I’m trying to figure out how to best configure BEAM for our server configurations. We have a variety of different compute nodes at our disposal which basically fall into three different categories:
20 cores
24 cores
27 cores
We’re now experiencing problems with the newer machines (24 and 20 cores) occasionally.
12 cores have a realtime application pinned to them (logical cores 2-13) which will completely hog them. And we limited the amount of BEAM schedulers with +S 12 and it all went fine until now.
Now we see some BEAM processes occasionally starving for minutes on the newer HW, and while this may very well be entirely unrelated, I’m still wondering what a good scheduling setup would be. Could this condition even be caused by setting scheduling thread to 12 when only 8 cores are truly free? And if so, could they be encouraged to migrate faster? We’re talking about minutes of difference in total runtime in a period with no IO (done reading config files) and no CPU-bound tasks, either.
But it’s more general than that - if I have the “right amount” of schedulers online (even if “schedulers” itself might still 12 and hence more than logical cores available), will it be simply left to the underlying Linux OS to schedule them and can I assume they are smartly kept on not-pinned cores?
I know this touches on both how Linux does things versus how BEAM does things, but I’m trying to find a good solution for keeping this non-realtime app efficiently co-hosted with the realtime app.
I think it may help if you state how you went out about pinning? There might be a step you missed in doing so, it’s possible you only gave affinity to to your app running along side your erlang application, such that your “real time” app will have affinity for cores 2-13, yet they are not fully isolated, and other work can still happen on them.
That said, it is up to the OS scheduler to ultimately decide where thread work will be executed; the BEAM schedules at the thread level, where as Linux will schedule thread work at the core level. That might not be the most eloquent way to put it, but it should suffice.
Sounds good! Next question, have you set the bind type for erlang? The default is unbound, which goes along with what I said in the above post, still to quote the docs :
Schedulers will not be bound to logical processors, i.e., the operating system decides where the scheduler threads execute, and when to migrate them. This is the default.
I suppose as you alluded to, there’s quite a few possibilities, and yet I don’t think how the BEAM binds is going to be part of this problem (directly) if you are using the default scheduler bind type. Another question, when you say you see BEAM processes starved for minutes, what are you observing exactly and how?
Also, I know there are some other kernel settings related to irq and io , when it comes to isolating cpus. You may want to check those as well.
Additionally, I agree it doesn’t make sense to specify more than what you actually have hardware wise.
Right now the scheduling is not configured beyond the +S and the schedulers show as unbound.
Another question, when you say you see BEAM processes starved for minutes, what are you observing exactly and how?

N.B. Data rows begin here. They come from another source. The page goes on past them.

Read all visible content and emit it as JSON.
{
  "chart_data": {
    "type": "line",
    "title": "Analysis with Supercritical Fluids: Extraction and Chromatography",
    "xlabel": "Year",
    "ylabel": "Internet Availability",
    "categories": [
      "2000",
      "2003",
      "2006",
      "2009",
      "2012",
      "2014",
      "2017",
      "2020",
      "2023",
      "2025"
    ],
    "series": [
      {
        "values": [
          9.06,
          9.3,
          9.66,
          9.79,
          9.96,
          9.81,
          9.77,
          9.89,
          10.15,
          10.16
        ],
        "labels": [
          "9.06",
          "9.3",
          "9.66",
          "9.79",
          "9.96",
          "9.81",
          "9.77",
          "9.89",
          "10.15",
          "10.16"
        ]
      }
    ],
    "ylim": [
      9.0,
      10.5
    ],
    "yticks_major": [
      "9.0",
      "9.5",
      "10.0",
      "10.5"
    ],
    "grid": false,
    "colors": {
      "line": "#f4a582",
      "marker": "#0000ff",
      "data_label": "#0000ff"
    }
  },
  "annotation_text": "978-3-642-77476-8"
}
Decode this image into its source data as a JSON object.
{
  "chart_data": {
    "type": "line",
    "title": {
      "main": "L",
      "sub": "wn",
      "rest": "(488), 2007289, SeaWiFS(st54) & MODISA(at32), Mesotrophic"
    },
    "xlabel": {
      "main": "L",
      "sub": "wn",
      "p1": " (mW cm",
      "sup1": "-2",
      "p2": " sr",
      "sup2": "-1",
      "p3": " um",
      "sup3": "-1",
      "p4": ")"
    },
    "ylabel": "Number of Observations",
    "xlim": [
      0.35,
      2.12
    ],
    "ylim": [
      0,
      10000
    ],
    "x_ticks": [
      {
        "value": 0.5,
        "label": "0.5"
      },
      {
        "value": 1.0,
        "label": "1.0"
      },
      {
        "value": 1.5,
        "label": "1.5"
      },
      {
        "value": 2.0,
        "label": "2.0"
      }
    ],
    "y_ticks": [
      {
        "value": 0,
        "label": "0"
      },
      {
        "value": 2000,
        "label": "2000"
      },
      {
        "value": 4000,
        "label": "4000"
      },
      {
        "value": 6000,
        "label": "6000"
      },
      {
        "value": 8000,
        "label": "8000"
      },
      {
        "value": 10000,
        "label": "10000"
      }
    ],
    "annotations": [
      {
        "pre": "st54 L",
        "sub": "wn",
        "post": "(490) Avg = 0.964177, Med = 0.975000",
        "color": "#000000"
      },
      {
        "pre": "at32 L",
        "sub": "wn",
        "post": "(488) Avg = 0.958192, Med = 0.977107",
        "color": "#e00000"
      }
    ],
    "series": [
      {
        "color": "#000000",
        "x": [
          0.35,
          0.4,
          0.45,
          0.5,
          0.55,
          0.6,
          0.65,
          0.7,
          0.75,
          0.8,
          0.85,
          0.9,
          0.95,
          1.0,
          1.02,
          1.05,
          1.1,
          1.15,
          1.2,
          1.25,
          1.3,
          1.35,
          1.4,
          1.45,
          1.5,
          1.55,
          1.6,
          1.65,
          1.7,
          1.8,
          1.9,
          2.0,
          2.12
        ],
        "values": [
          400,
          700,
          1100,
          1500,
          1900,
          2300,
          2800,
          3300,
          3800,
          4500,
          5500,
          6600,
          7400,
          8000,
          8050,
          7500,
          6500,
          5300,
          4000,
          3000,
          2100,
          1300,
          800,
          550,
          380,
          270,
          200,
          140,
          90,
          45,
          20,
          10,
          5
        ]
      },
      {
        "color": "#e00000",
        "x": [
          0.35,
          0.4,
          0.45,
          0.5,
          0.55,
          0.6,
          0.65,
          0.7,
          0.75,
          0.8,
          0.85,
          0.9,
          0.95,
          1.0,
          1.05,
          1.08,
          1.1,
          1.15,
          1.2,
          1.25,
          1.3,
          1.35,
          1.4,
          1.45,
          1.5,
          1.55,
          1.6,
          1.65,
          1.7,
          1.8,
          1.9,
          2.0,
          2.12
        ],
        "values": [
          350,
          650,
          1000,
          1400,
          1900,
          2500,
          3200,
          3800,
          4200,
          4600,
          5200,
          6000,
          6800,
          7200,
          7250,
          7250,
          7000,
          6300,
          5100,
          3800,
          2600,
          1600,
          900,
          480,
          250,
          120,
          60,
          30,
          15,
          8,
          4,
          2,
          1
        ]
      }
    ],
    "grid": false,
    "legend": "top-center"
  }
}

We see two loglines that appear normally milliseconds from each other “suddenly” minutes apart - roughly 10% of all runs.
I checked what is done in between and it’s just starting the supervisor (this is in app startup) and I looked at the respective start_link/init functions and they are not waiting (for anything) and are not doing I/O. I/O with filesystem is already done because the previous logline confirms that the reading of configuration files and storing their content in term storage has been done - so I wouldn’t expect to wait minutes for some very cheap BEAM process inits…
Ahh, but how are you logging and observing the logs? Are the timestamps from the app or from an external logging application (e.g., journal and promtail, etc.). Not suggesting the indictator is wrong here, but it may be worth removing more variables? Have you looked at what’s going on via top on the server? Or perhaps using perf?
The log is from the default logger, piped through into a file. Timestamps come from within the BEAM app.
In parallel, somebody else is going to activate strace to see if we see a kernel issue, I’m just trying to see if this is a known problem when for example saying +S 12 and in reality you only have 8 cores truly available on some HW variations.